Can You Calculate the Cost of a Security Breach?


Most CIO/CISOs today have moved well past the struggle of convincing management on IT Security. On the other hand, management too has woken up to better understanding of regulatory mandates and reputational risks involved as opposed to a simple IT security mandate.

However, that still does not let the CIO/CISO off the hook in justifying the spend and convincing management on the ROI. Yes, even IT security budgets need to be accounted for.

But, this mechanism for ROI analysis may not be too bad after all, for this would not only make the CIO's life easier vis-a-vis the management but also help keep a constant eye on the financial damage that each security breach incident brings along.

The first step in the direction of calculating the ROI on security is to understand how much a security incident can cost an organization. However, this is easier said than done. Many a CIOs hit a roadblock here as they tend to over-simplify the damage in terms of just calculating the face value of the data or information lost. Thereby, overlooking the quantitative loss owing to some of the finer nuances of the damage done. Thus, drawing a wrong picture of the actual impact.

Getting the 'closest possible to accurate' calculation holds the key. Skimming just the surface of the damage will take you nowhere close to the right calculation. The onus lies on rightly quantifying the impact on all possible elements of the business, including those that CIOs don't attach much significance to or consider non-quantifiable. Right raw material means right end product.

Beginning with the cost of professional services required to investigate and attend to the crisis, going right up to the cost of a lost customer, and everything in between.

If you thought that you and your team alone would conquer the data breach incident, then you are wrong.
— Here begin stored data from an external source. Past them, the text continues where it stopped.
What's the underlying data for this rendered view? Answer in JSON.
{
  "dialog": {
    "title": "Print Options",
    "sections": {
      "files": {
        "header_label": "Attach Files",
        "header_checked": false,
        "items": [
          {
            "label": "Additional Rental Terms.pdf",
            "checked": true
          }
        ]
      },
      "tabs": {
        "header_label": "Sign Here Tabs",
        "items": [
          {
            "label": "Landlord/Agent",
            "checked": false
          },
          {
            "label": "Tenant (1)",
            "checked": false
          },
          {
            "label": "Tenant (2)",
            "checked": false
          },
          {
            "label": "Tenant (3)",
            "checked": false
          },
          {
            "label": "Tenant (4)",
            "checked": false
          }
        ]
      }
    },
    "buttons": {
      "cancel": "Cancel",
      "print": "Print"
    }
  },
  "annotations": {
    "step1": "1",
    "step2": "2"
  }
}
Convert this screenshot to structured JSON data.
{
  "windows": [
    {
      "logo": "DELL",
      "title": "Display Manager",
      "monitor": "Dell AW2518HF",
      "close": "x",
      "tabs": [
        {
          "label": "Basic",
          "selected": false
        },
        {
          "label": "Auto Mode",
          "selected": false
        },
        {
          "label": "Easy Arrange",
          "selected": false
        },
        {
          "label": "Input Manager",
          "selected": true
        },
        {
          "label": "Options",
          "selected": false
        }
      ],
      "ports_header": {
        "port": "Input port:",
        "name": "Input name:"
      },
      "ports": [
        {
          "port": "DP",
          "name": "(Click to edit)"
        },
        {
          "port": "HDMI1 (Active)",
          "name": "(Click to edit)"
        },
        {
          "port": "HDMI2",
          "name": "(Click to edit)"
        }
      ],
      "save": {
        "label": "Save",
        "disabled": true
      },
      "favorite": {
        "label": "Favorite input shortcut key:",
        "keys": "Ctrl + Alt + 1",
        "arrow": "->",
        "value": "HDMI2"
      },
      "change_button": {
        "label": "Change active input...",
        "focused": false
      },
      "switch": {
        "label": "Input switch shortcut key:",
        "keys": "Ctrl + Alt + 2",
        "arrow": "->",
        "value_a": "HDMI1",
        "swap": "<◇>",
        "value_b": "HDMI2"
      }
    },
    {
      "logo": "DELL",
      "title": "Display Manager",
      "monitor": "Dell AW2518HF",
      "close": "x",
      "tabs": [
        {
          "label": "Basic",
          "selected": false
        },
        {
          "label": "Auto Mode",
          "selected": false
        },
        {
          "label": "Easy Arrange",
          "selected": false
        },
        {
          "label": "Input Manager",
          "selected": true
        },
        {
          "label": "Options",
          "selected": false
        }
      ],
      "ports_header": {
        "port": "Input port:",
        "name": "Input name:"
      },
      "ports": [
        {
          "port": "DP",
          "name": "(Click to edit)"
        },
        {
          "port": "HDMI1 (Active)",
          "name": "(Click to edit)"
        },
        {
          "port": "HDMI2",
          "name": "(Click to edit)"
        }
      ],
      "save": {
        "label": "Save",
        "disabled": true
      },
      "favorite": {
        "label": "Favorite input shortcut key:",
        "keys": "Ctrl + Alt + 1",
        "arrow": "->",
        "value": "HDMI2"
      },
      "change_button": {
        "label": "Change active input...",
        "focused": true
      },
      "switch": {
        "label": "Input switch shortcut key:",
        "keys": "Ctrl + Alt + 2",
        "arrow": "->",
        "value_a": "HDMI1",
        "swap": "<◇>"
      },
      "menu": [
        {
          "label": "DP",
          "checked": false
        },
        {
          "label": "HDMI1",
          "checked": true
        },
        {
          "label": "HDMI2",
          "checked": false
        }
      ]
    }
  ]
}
In most cases it requires outside professional help to attend to the crisis. These include professionals like IT security and Risk management consultants, lawyers, auditors, etc. Enlisting their services comes with a price. On the other hand, the cost of a lost customer is not only the business you are losing from that customer but also hundreds of other potential customers that the dissatisfied customer will influence.

Between the cost of professional services and lost customer lies the territory that is rarely quantified. Here are some of the elements belonging to this category that need to be assessed financially and factored into the overall calculation.
Cost of professional services

Disruption to business owing to the downtime
Potential business opportunities lost
Loss of access to business critical information

Loss of credibility and damage to reputation
Loss due to regulatory and compliance issues

Additional cost related to mitigating the consequences of an incident and preventing such incidents in the future

 Damage to credit rating

Losing customer

However, here I have tried to cover all the key ones. The figure derived by adding up all these elements can be pitched as the closest possible total cost of a security breach incident.

Calculating the loss is no easy business for a CIO. But it pays off by allowing the CIO to go to the CEO and CFO with numbers, which is what they ultimately understand instead of vague description.

Talking of numbers I leave you with one. Excerpts from a recent survey, conducted globally, by Kaspersky Lab and B2B International.

 In 60% of cases, data leaks caused significant disruption to business operations.

53% of incidents resulted in significant damage to the affected company's reputation.

In 29% of all the cases an incident resulted in the loss of important business contacts and missed business opportunities.